The negative sign in the formula $ F = -kx $ signifies that the elastic force $ F $ always acts in the direction opposite to the displacement $ x $, a key characteristic that allows the spring to "snap back" to its original shape.

What is an "ideal spring"? An ideal spring is a theoretical construct in physics designed to simplify the analysis of elastic systems. It is assumed to have no mass or friction and behaves perfectly in accordance with Hooke's Law under all conditions, provided the elastic limit is not exceeded. This model enables a focus on the relationship between the applied force and displacement, without factoring in the spring's mass or the real-world properties of the materials it is made from.

The direction of the elastic force changes depending on whether the spring is stretched or compressed. For this reason, Hooke's Law is often written in vector form:

$$ \vec{F} = -k \vec{x} $$

In this equation, $ \vec{F} $ is the elastic force vector, and $ \vec{x} $ is the displacement vector.

Today, Hooke's Law remains a cornerstone of classical physics. Even after more than three centuries, it continues to provide an accurate description of how springs and other elastic systems respond to applied forces.

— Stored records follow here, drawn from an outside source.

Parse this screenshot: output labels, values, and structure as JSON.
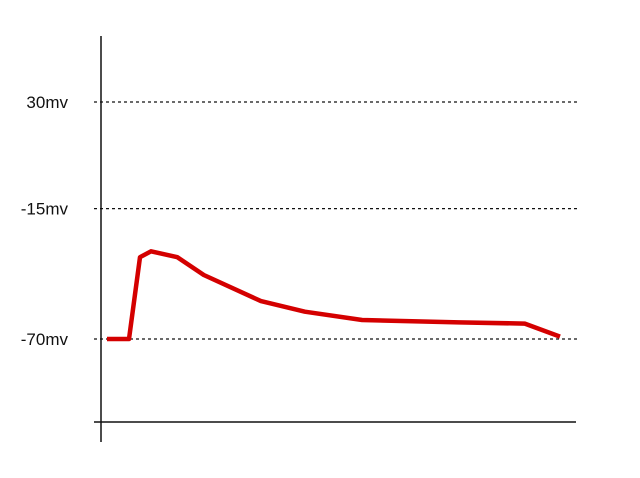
{
  "chart_data": {
    "type": "line",
    "title": "",
    "xlabel": "",
    "ylabel": "",
    "grid": "dashed reference lines at labeled levels",
    "y_ticks": [
      {
        "value": 30,
        "label": "30mv"
      },
      {
        "value": -15,
        "label": "-15mv"
      },
      {
        "value": -70,
        "label": "-70mv"
      }
    ],
    "series": [
      {
        "color": "#d40000",
        "x": [
          0,
          5,
          7.5,
          10,
          16,
          22,
          35,
          45,
          58,
          80,
          95,
          103
        ],
        "y": [
          -70,
          -70,
          -35.5,
          -33,
          -35.5,
          -43,
          -54,
          -58.5,
          -62,
          -63,
          -63.5,
          -69
        ]
      }
    ]
  }
}
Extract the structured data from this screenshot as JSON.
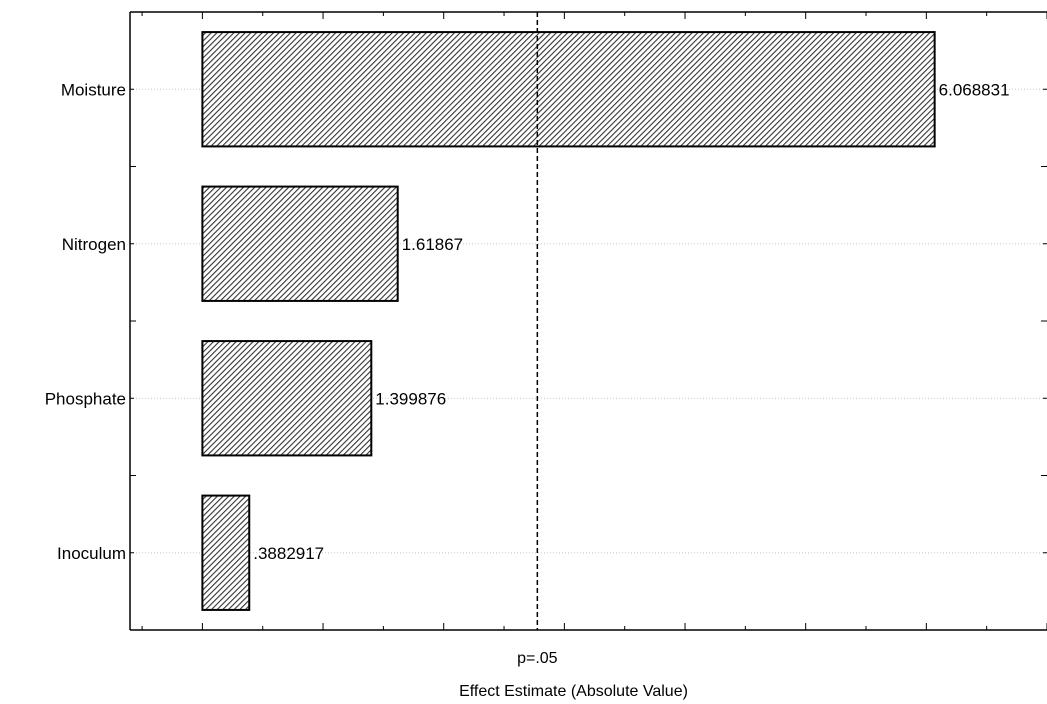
{
  "chart_data": {
    "type": "bar",
    "orientation": "horizontal",
    "title": "",
    "xlabel": "Effect Estimate (Absolute Value)",
    "ylabel": "",
    "categories": [
      "Moisture",
      "Nitrogen",
      "Phosphate",
      "Inoculum"
    ],
    "values": [
      6.068831,
      1.61867,
      1.399876,
      0.3882917
    ],
    "value_labels": [
      "6.068831",
      "1.61867",
      "1.399876",
      ".3882917"
    ],
    "xlim": [
      -0.6,
      7.0
    ],
    "reference_line": {
      "value": 2.776,
      "label": "p=.05",
      "style": "dashed"
    },
    "grid": "horizontal dotted lines at bar centers",
    "bar_fill": "diagonal hatch",
    "colors": {
      "bar_fill": "#ffffff",
      "hatch": "#333333",
      "outline": "#000000",
      "grid": "#c8c8c8"
    }
  }
}
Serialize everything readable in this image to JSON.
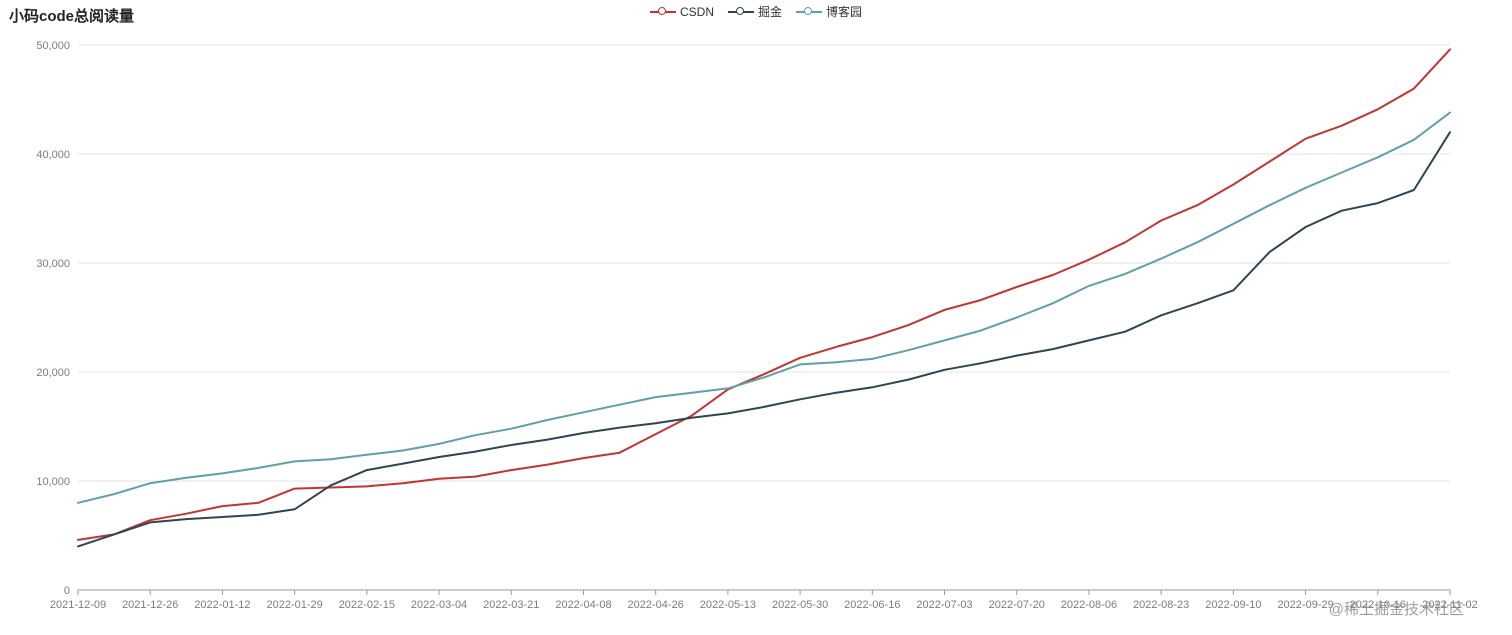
{
  "title": "小码code总阅读量",
  "watermark": "@稀土掘金技术社区",
  "chart_data": {
    "type": "line",
    "title": "小码code总阅读量",
    "legend_position": "top-center",
    "grid": true,
    "ylim": [
      0,
      50000
    ],
    "y_ticks": [
      0,
      10000,
      20000,
      30000,
      40000,
      50000
    ],
    "y_tick_labels": [
      "0",
      "10,000",
      "20,000",
      "30,000",
      "40,000",
      "50,000"
    ],
    "x": [
      "2021-12-09",
      "2021-12-17",
      "2021-12-26",
      "2022-01-03",
      "2022-01-12",
      "2022-01-20",
      "2022-01-29",
      "2022-02-06",
      "2022-02-15",
      "2022-02-23",
      "2022-03-04",
      "2022-03-12",
      "2022-03-21",
      "2022-03-30",
      "2022-04-08",
      "2022-04-17",
      "2022-04-26",
      "2022-05-04",
      "2022-05-13",
      "2022-05-21",
      "2022-05-30",
      "2022-06-07",
      "2022-06-16",
      "2022-06-24",
      "2022-07-03",
      "2022-07-11",
      "2022-07-20",
      "2022-07-28",
      "2022-08-06",
      "2022-08-14",
      "2022-08-23",
      "2022-09-01",
      "2022-09-10",
      "2022-09-19",
      "2022-09-29",
      "2022-10-07",
      "2022-10-16",
      "2022-10-24",
      "2022-11-02"
    ],
    "x_tick_labels": [
      "2021-12-09",
      "2021-12-26",
      "2022-01-12",
      "2022-01-29",
      "2022-02-15",
      "2022-03-04",
      "2022-03-21",
      "2022-04-08",
      "2022-04-26",
      "2022-05-13",
      "2022-05-30",
      "2022-06-16",
      "2022-07-03",
      "2022-07-20",
      "2022-08-06",
      "2022-08-23",
      "2022-09-10",
      "2022-09-29",
      "2022-10-16",
      "2022-11-02"
    ],
    "series": [
      {
        "name": "CSDN",
        "color": "#c23531",
        "values": [
          4600,
          5100,
          6400,
          7000,
          7700,
          8000,
          9300,
          9400,
          9500,
          9800,
          10200,
          10400,
          11000,
          11500,
          12100,
          12600,
          14300,
          16000,
          18400,
          19800,
          21300,
          22300,
          23200,
          24300,
          25700,
          26600,
          27800,
          28900,
          30300,
          31900,
          33900,
          35300,
          37200,
          39300,
          41400,
          42600,
          44100,
          46000,
          49600
        ]
      },
      {
        "name": "掘金",
        "color": "#2f4554",
        "values": [
          4000,
          5100,
          6200,
          6500,
          6700,
          6900,
          7400,
          9600,
          11000,
          11600,
          12200,
          12700,
          13300,
          13800,
          14400,
          14900,
          15300,
          15800,
          16200,
          16800,
          17500,
          18100,
          18600,
          19300,
          20200,
          20800,
          21500,
          22100,
          22900,
          23700,
          25200,
          26300,
          27500,
          31000,
          33300,
          34800,
          35500,
          36700,
          42000
        ]
      },
      {
        "name": "博客园",
        "color": "#61a0a8",
        "values": [
          8000,
          8800,
          9800,
          10300,
          10700,
          11200,
          11800,
          12000,
          12400,
          12800,
          13400,
          14200,
          14800,
          15600,
          16300,
          17000,
          17700,
          18100,
          18500,
          19500,
          20700,
          20900,
          21200,
          22000,
          22900,
          23800,
          25000,
          26300,
          27900,
          29000,
          30400,
          31900,
          33600,
          35300,
          36900,
          38300,
          39700,
          41300,
          43800
        ]
      }
    ]
  }
}
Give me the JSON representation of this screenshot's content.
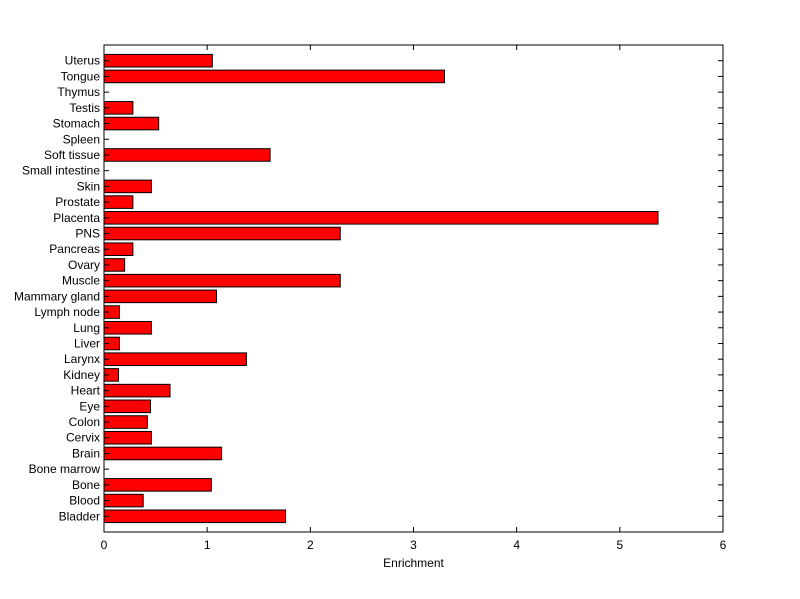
{
  "chart_data": {
    "type": "bar",
    "orientation": "horizontal",
    "title": "",
    "xlabel": "Enrichment",
    "ylabel": "",
    "xlim": [
      0,
      6
    ],
    "xticks": [
      0,
      1,
      2,
      3,
      4,
      5,
      6
    ],
    "grid": false,
    "legend": "none",
    "bar_color": "#ff0000",
    "bar_edge_color": "#000000",
    "categories": [
      "Bladder",
      "Blood",
      "Bone",
      "Bone marrow",
      "Brain",
      "Cervix",
      "Colon",
      "Eye",
      "Heart",
      "Kidney",
      "Larynx",
      "Liver",
      "Lung",
      "Lymph node",
      "Mammary gland",
      "Muscle",
      "Ovary",
      "Pancreas",
      "PNS",
      "Placenta",
      "Prostate",
      "Skin",
      "Small intestine",
      "Soft tissue",
      "Spleen",
      "Stomach",
      "Testis",
      "Thymus",
      "Tongue",
      "Uterus"
    ],
    "values": [
      1.76,
      0.38,
      1.04,
      0.0,
      1.14,
      0.46,
      0.42,
      0.45,
      0.64,
      0.14,
      1.38,
      0.15,
      0.46,
      0.15,
      1.09,
      2.29,
      0.2,
      0.28,
      2.29,
      5.37,
      0.28,
      0.46,
      0.0,
      1.61,
      0.0,
      0.53,
      0.28,
      0.0,
      3.3,
      1.05
    ]
  }
}
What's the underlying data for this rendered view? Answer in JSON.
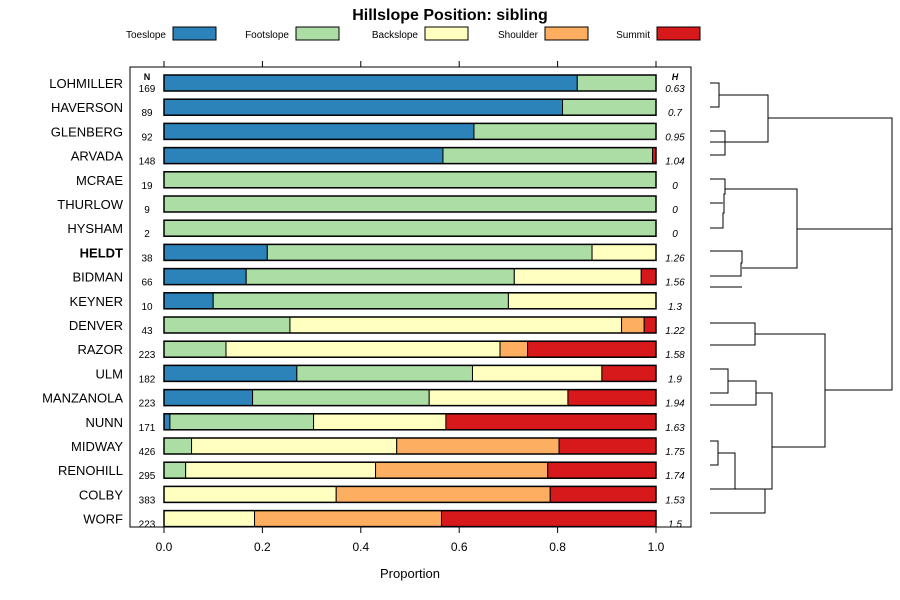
{
  "chart_data": {
    "type": "bar",
    "orientation": "horizontal",
    "stacked": true,
    "title": "Hillslope Position: sibling",
    "xlabel": "Proportion",
    "ylabel": "",
    "xlim": [
      0,
      1
    ],
    "xticks": [
      "0.0",
      "0.2",
      "0.4",
      "0.6",
      "0.8",
      "1.0"
    ],
    "xtick_values": [
      0,
      0.2,
      0.4,
      0.6,
      0.8,
      1.0
    ],
    "n_header": "N",
    "h_header": "H",
    "highlight": "HELDT",
    "legend": [
      {
        "name": "Toeslope",
        "color": "#2b83ba"
      },
      {
        "name": "Footslope",
        "color": "#abdda4"
      },
      {
        "name": "Backslope",
        "color": "#ffffbf"
      },
      {
        "name": "Shoulder",
        "color": "#fdae61"
      },
      {
        "name": "Summit",
        "color": "#d7191c"
      }
    ],
    "rows": [
      {
        "name": "LOHMILLER",
        "n": "169",
        "h": "0.63",
        "values": [
          0.84,
          0.16,
          0,
          0,
          0
        ]
      },
      {
        "name": "HAVERSON",
        "n": "89",
        "h": "0.7",
        "values": [
          0.81,
          0.19,
          0,
          0,
          0
        ]
      },
      {
        "name": "GLENBERG",
        "n": "92",
        "h": "0.95",
        "values": [
          0.63,
          0.37,
          0,
          0,
          0
        ]
      },
      {
        "name": "ARVADA",
        "n": "148",
        "h": "1.04",
        "values": [
          0.567,
          0.426,
          0,
          0,
          0.007
        ]
      },
      {
        "name": "MCRAE",
        "n": "19",
        "h": "0",
        "values": [
          0,
          1,
          0,
          0,
          0
        ]
      },
      {
        "name": "THURLOW",
        "n": "9",
        "h": "0",
        "values": [
          0,
          1,
          0,
          0,
          0
        ]
      },
      {
        "name": "HYSHAM",
        "n": "2",
        "h": "0",
        "values": [
          0,
          1,
          0,
          0,
          0
        ]
      },
      {
        "name": "HELDT",
        "n": "38",
        "h": "1.26",
        "values": [
          0.21,
          0.66,
          0.13,
          0,
          0
        ]
      },
      {
        "name": "BIDMAN",
        "n": "66",
        "h": "1.56",
        "values": [
          0.167,
          0.545,
          0.258,
          0,
          0.03
        ]
      },
      {
        "name": "KEYNER",
        "n": "10",
        "h": "1.3",
        "values": [
          0.1,
          0.6,
          0.3,
          0,
          0
        ]
      },
      {
        "name": "DENVER",
        "n": "43",
        "h": "1.22",
        "values": [
          0,
          0.256,
          0.674,
          0.046,
          0.024
        ]
      },
      {
        "name": "RAZOR",
        "n": "223",
        "h": "1.58",
        "values": [
          0,
          0.126,
          0.557,
          0.056,
          0.261
        ]
      },
      {
        "name": "ULM",
        "n": "182",
        "h": "1.9",
        "values": [
          0.27,
          0.357,
          0.263,
          0,
          0.11
        ]
      },
      {
        "name": "MANZANOLA",
        "n": "223",
        "h": "1.94",
        "values": [
          0.18,
          0.359,
          0.282,
          0,
          0.179
        ]
      },
      {
        "name": "NUNN",
        "n": "171",
        "h": "1.63",
        "values": [
          0.012,
          0.292,
          0.269,
          0,
          0.427
        ]
      },
      {
        "name": "MIDWAY",
        "n": "426",
        "h": "1.75",
        "values": [
          0,
          0.056,
          0.417,
          0.33,
          0.197
        ]
      },
      {
        "name": "RENOHILL",
        "n": "295",
        "h": "1.74",
        "values": [
          0,
          0.044,
          0.386,
          0.35,
          0.22
        ]
      },
      {
        "name": "COLBY",
        "n": "383",
        "h": "1.53",
        "values": [
          0,
          0,
          0.35,
          0.435,
          0.215
        ]
      },
      {
        "name": "WORF",
        "n": "223",
        "h": "1.5",
        "values": [
          0,
          0,
          0.184,
          0.38,
          0.436
        ]
      }
    ]
  }
}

Limits of Hooke's Law. While powerful, Hooke's Law has its boundaries. It applies only when the deformation is elastic—meaning the spring returns to its original shape after being stretched or compressed. If the displacement exceeds a certain threshold, the material may undergo permanent deformation, breaking the proportionality and making the law invalid. Every spring has a well-defined elastic limit, beyond which the material may deform plastically (resulting in permanent deformation) or even break.

A Practical Example

Imagine you have a spring with an elastic constant $ k = 200 \, \text{N/m} $.

You want to calculate the elastic force the spring exerts when stretched by $ x = 0.1 \, \text{m} $ (10 cm).

Hooke's Law in scalar form is written as:

$$ F = k \cdot x $$

Substituting the values:

$$ F = 200 \, \text{N/m} \cdot 0.1 \, \text{m} $$

$$ F = 20 \, \text{N} $$

Thus, the elastic force exerted by the spring is 20 newtons.

This means that if you apply a force of 20 N to stretch the spring by 10 cm, the spring exerts an opposing elastic force of 20 N, directed back toward the equilibrium position.

In this case, the constant $ k = 200 \, \text{N/m} $ indicates a relatively stiff spring: stretching it by one meter would require a force of 200 newtons.

Example 2

To further illustrate Hooke's Law, consider a spring dynamometer—a device that measures applied force by translating spring elongation into a numerical reading.

dynamometer at rest

When you attach a weight to the end of the spring, it stretches in direct proportion to the weight and the gravitational force acting on the object.

Now, let’s use a softer spring with $ k = 50 \, \text{N/m} $ on the dynamometer.

We hang a weight of $ m = 2 \, \text{kg} $.

a 2 kg mass

How much does the spring stretch?

First, calculate the force $ F $ exerted by gravity on the weight:

$$ F = m \cdot g = 2 \, \text{kg} \cdot 9.8 \, \text{m/s}^2 = 19.6 \, \text{N} $$

Next, using Hooke's Law ($ F = k \cdot x $), calculate the displacement $ x $:

$$ x = \frac{F}{k} = \frac{19.6 \, \text{N}}{50 \, \text{N/m}} = 0.392 \, \text{m} $$

In this case, the spring stretches by 39.2 cm.

The dynamometer is just one of the many practical applications of Hooke's Law. The principles it describes extend far beyond simple spring mechanics, influencing fields such as vehicle suspension design, earthquake-resistant construction, medical devices like pacemakers, and even molecular vibration studies in chemistry and physics.

In conclusion, these examples highlight how, over 350 years since its discovery, Hooke's Law continues to be an essential tool for solving real-world problems and understanding the behavior of elastic systems.